A key component of supply chain continuity in our digital, fast-paced age is the combination of all demand, supply, labour, slotting and automation into a precision instrument of efficiency across every facility in the network, regardless of physical size, velocity or volume. If done right, it can transform what a distribution facility is capable of by an order of magnitude.
Sounds complicated right? Luckily help is at hand in the form of Manhattan Active Warehouse Management. This version-less, micro-service architected software never needs upgrading, meaning grocery teams can focus on the quality of products and experiences, rather than systems.
While the warehouse and distribution centre stage of supply chain continuity might not appear quite as glamorous as a flashy, online omnichannel suite of applications, it is however, arguably the most critical of the three stages for retailers and none more so than the grocery industry which deals with so much perishable produce.
Well begun is only half finished however, and the final piece of the supply chain continuity puzzle for grocery comes from the transportation and actual delivery of goods, be that at a wholesale or individual consumer level.
From warehouse floor, to store and door
The boom in ecommerce over 2020 saw more items and more vehicles moved, more often than ever, making it hard for even the most experienced shippers to plan and execute plans.
A lack of transportation visibility, volatile fuel prices, reduced capacity, new tariffs, governmental regulations and international lockdown protocols, have all had a hand in higher costs and more pressure on already squeezed margins.
Transport management systems therefore need to become more flexible and responsive to price and service pressures in order to harmonise inbound and outbound logistics management and carrier management resulting from the increasing demands weighed upon them by omnichannel customer expectations.
This means that optimisation is no longer just an issue for large global carriers and shippers. The changes in consumer delivery expectations, the reduction in store sizes, and the effort to reduce safety stocks have created a ‘just-in-time’ expectation of transportation that affects every brand today, big or small, regardless of location.
In 2021 with the recent Terra Carta initiative, the US signalling it will re-join the Paris Climate Accord and COP26 in the UK in November, the battle between profitability versus sustainability is well and truly on. In the current era of next-day fulfilment, organisations that embrace optimisation will not only increase profitability, but also lower carbon footprints and promote more sustainable development, in the process reaping long-term rewards.
So, what does that all mean for a modern transportation management system? In short, the systems of today (and tomorrow) will have to juggle a lot more moving parts than their predecessors.
From strategic analysis, procurement, and operational planning to execution, visibility, and freight payment or claims, when you optimise for less mileage, less time in traffic, and more efficiently loaded vehicles, you minimise costs, maximise profitability and drive sustainability – that can only be a win-win for brands, consumers and the planet overall!

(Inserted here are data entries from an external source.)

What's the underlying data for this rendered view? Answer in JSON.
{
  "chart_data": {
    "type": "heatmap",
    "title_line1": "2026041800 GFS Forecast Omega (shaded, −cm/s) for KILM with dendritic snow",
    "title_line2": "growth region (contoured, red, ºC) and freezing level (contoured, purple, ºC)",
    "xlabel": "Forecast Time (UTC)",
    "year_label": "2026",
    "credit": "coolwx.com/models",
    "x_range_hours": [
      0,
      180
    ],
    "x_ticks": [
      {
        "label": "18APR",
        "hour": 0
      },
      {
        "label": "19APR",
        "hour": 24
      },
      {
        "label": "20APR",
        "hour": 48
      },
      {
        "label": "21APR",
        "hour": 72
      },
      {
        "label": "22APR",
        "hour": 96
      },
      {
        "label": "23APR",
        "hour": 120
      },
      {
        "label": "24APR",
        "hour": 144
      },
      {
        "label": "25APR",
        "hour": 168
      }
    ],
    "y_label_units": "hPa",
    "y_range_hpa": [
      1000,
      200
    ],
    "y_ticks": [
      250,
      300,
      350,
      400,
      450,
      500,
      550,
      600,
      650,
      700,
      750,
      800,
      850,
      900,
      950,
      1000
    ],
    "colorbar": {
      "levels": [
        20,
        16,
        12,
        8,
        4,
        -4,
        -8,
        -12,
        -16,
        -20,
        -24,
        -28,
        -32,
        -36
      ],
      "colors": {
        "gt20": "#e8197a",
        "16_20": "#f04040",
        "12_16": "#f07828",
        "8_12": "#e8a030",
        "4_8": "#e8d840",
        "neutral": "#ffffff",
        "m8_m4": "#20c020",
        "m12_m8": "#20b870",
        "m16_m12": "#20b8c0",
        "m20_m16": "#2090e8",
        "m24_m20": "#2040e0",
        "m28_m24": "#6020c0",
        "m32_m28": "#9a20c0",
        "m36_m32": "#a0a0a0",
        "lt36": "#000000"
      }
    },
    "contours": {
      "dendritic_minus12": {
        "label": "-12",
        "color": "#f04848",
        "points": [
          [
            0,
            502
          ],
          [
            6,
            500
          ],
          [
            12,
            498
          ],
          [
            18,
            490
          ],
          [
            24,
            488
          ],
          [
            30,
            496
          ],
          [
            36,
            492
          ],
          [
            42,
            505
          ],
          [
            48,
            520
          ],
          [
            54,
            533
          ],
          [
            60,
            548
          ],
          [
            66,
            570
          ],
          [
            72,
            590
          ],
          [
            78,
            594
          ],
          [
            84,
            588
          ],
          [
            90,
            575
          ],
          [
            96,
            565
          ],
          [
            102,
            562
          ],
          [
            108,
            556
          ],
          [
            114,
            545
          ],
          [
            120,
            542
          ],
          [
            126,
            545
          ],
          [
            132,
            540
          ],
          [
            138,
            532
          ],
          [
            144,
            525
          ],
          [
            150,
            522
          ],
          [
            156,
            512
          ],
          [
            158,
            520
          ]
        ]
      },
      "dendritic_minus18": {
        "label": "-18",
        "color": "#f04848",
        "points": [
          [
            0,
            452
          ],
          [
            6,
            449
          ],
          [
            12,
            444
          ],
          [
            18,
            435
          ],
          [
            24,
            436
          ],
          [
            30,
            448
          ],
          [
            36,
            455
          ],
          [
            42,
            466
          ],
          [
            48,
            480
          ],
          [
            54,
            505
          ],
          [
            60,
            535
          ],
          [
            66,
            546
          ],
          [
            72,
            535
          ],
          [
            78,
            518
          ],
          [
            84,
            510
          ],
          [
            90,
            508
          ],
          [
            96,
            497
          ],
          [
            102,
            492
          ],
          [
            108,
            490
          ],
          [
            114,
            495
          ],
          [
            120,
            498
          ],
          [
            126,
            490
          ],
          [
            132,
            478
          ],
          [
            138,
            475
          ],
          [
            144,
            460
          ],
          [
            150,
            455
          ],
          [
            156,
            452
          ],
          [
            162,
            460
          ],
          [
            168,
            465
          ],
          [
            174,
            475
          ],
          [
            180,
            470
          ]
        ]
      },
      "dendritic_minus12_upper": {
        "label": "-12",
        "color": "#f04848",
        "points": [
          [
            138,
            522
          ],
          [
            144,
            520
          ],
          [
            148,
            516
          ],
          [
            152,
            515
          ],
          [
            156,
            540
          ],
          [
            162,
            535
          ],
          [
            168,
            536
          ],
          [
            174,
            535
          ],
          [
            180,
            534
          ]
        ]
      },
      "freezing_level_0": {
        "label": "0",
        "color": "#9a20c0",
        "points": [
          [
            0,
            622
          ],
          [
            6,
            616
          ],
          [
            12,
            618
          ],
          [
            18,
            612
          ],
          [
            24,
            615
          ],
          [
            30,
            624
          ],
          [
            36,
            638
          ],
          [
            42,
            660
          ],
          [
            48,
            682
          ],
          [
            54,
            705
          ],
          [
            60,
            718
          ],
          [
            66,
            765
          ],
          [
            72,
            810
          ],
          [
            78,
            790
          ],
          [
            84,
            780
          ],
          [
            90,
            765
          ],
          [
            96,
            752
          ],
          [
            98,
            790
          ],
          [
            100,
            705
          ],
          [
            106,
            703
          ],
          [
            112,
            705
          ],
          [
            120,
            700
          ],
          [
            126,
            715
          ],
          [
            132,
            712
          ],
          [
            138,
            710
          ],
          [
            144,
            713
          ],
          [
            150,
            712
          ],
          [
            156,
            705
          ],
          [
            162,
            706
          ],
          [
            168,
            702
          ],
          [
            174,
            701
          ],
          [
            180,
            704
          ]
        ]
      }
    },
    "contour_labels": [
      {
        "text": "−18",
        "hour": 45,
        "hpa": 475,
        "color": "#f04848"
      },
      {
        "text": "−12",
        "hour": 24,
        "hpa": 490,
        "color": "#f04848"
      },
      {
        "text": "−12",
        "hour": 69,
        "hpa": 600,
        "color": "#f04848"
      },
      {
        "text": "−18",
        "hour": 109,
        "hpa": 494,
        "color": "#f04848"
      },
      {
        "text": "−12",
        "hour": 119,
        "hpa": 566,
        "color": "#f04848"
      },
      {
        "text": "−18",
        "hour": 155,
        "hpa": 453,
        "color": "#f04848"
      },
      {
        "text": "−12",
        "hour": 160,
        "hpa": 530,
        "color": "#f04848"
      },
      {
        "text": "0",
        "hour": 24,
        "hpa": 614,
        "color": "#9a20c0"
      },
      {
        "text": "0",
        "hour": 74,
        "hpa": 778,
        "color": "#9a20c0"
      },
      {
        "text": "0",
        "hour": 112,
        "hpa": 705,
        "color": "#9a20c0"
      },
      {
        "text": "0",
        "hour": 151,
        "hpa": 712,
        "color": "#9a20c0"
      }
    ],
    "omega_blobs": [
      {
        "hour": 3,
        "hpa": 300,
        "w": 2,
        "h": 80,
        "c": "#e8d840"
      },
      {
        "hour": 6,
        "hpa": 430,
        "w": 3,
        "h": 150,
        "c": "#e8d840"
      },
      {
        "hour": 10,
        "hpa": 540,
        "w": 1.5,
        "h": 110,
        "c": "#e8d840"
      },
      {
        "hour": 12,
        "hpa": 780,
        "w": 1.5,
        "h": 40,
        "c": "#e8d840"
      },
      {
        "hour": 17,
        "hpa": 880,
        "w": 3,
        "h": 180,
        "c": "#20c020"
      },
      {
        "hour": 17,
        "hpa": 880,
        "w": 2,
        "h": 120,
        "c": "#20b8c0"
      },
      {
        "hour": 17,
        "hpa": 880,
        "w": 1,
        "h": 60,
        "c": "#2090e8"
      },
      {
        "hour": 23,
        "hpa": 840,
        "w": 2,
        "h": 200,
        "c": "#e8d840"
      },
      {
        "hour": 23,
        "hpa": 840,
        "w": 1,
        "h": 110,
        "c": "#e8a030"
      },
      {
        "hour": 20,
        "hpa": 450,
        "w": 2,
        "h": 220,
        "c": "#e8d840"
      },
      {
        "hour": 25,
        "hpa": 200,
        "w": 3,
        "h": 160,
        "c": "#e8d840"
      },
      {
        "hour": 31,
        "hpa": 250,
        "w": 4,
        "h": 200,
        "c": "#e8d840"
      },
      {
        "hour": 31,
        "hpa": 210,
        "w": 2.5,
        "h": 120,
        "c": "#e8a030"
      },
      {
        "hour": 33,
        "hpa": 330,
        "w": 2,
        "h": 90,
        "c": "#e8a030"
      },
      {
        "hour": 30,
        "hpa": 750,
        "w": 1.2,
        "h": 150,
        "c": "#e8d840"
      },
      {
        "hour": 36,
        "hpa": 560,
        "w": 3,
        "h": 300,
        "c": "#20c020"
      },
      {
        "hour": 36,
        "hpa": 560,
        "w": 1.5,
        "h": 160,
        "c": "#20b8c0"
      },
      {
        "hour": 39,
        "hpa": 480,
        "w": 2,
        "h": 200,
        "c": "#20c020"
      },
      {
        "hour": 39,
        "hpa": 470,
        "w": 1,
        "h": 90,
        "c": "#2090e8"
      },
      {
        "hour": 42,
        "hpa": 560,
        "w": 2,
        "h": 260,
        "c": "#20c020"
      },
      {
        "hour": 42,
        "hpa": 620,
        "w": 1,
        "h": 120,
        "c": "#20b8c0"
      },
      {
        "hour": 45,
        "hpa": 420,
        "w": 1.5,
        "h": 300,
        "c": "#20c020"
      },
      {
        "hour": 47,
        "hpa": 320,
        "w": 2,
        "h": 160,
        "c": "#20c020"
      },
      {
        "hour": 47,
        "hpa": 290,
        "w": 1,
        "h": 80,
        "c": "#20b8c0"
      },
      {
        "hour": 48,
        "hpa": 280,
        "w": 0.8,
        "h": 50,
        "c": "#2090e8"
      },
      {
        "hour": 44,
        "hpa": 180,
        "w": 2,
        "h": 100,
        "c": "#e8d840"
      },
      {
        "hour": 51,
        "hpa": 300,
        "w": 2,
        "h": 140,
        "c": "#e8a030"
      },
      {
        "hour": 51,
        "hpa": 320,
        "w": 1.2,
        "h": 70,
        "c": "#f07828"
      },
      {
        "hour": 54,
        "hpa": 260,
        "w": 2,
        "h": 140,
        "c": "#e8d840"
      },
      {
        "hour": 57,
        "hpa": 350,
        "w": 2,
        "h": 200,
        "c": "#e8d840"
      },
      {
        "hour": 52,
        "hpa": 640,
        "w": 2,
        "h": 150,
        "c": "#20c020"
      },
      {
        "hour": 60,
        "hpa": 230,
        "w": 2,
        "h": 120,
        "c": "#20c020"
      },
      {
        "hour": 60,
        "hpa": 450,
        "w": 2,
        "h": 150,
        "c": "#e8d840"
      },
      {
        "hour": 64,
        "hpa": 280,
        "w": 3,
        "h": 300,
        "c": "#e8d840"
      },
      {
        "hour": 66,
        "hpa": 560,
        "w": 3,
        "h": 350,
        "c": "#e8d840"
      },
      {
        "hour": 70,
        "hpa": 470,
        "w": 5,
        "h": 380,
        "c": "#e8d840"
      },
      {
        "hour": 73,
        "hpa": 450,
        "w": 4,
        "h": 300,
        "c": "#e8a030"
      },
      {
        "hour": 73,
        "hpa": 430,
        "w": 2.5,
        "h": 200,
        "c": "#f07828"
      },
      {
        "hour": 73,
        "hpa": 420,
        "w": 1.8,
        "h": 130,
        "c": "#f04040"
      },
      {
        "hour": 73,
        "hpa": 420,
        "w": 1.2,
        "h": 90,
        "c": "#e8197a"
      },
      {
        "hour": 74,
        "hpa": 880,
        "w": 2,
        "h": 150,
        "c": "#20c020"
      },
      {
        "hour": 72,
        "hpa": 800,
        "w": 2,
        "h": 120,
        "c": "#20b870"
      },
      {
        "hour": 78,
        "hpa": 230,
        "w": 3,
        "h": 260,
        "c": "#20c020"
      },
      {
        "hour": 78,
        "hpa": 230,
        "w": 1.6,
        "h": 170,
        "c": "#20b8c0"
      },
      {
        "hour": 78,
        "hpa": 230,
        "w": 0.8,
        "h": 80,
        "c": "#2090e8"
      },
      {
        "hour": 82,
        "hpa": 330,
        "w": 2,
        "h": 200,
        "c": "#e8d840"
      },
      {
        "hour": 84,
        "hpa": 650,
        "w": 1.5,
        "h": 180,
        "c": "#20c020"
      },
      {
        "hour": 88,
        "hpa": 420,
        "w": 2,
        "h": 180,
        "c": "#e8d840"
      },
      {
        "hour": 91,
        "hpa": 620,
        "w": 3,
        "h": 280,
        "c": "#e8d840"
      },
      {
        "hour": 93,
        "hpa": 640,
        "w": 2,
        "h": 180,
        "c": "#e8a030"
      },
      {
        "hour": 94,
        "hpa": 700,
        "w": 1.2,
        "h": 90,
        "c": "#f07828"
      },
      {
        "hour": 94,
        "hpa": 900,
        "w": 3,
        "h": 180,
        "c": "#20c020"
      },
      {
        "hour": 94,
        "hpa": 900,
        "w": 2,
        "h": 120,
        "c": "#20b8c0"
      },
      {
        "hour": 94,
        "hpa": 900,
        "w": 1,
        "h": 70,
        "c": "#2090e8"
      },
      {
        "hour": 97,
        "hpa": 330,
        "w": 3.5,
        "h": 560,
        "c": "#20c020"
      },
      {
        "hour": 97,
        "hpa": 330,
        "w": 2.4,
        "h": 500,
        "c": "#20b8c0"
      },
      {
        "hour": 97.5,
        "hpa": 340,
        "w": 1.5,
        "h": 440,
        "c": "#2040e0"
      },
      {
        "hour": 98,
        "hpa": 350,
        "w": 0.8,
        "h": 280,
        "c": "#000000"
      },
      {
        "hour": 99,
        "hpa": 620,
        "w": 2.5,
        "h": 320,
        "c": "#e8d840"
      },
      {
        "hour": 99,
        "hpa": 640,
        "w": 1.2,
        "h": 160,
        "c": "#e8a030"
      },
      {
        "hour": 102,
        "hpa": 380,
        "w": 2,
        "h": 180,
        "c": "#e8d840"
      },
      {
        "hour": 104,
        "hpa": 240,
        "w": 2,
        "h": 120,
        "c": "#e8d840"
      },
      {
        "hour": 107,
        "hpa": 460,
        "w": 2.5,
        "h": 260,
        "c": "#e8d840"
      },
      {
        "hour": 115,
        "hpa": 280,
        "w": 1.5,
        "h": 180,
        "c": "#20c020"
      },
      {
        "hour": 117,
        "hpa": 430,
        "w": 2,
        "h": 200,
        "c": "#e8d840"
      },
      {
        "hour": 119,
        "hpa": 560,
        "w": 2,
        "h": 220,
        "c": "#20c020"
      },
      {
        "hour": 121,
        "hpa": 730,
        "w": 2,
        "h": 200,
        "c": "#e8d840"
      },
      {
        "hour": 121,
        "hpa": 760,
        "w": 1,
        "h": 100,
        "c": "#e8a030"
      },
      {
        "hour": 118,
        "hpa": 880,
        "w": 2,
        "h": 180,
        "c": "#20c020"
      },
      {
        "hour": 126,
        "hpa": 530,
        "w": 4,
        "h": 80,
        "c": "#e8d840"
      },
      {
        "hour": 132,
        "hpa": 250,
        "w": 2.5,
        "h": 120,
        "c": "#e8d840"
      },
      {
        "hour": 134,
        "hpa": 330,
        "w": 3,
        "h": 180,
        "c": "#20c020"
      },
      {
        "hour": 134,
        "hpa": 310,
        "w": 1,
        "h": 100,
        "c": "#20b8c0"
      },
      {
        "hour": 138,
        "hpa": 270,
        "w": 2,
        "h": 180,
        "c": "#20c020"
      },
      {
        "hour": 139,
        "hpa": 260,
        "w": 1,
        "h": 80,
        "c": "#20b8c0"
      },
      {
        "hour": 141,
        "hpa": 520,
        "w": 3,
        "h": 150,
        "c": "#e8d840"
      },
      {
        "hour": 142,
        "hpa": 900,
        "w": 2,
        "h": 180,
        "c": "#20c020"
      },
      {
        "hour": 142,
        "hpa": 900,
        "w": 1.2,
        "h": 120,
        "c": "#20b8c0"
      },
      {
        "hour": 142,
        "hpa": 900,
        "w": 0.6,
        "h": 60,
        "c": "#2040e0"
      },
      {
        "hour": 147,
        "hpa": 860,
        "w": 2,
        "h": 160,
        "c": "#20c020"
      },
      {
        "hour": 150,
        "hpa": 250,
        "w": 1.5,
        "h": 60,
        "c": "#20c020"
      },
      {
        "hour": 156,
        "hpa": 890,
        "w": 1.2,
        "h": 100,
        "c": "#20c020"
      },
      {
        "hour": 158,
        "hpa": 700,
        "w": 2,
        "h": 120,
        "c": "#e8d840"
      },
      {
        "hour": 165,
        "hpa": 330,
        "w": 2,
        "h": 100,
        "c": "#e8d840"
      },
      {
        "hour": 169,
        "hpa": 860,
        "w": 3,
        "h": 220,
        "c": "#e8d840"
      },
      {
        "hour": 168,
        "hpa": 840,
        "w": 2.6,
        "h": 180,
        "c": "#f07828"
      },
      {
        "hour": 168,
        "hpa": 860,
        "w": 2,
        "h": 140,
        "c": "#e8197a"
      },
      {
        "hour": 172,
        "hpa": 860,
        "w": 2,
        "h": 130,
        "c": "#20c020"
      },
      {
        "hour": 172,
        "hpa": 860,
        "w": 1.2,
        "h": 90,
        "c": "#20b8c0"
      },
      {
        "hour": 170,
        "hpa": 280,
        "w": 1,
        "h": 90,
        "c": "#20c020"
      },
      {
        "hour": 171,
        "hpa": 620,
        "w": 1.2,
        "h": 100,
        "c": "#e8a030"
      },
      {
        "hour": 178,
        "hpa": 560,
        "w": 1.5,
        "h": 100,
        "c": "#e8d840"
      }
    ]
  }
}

Supply chain continuity has always been critical, but the events of 2020 have shone a spotlight on this area of global commerce like never before.
From omnichannel capabilities, to smarter warehousing and more efficient, greener transportation management solutions, the components that ensure supply chain continuity today are certainly complicated. However, the payoffs and efficiencies (monetarily and from an environmental perspective) they are driving today will be of pivotal importance to grocery brands looking to meet the shifting demands of tomorrow’s consumers, stay in the black and go green all at the same time.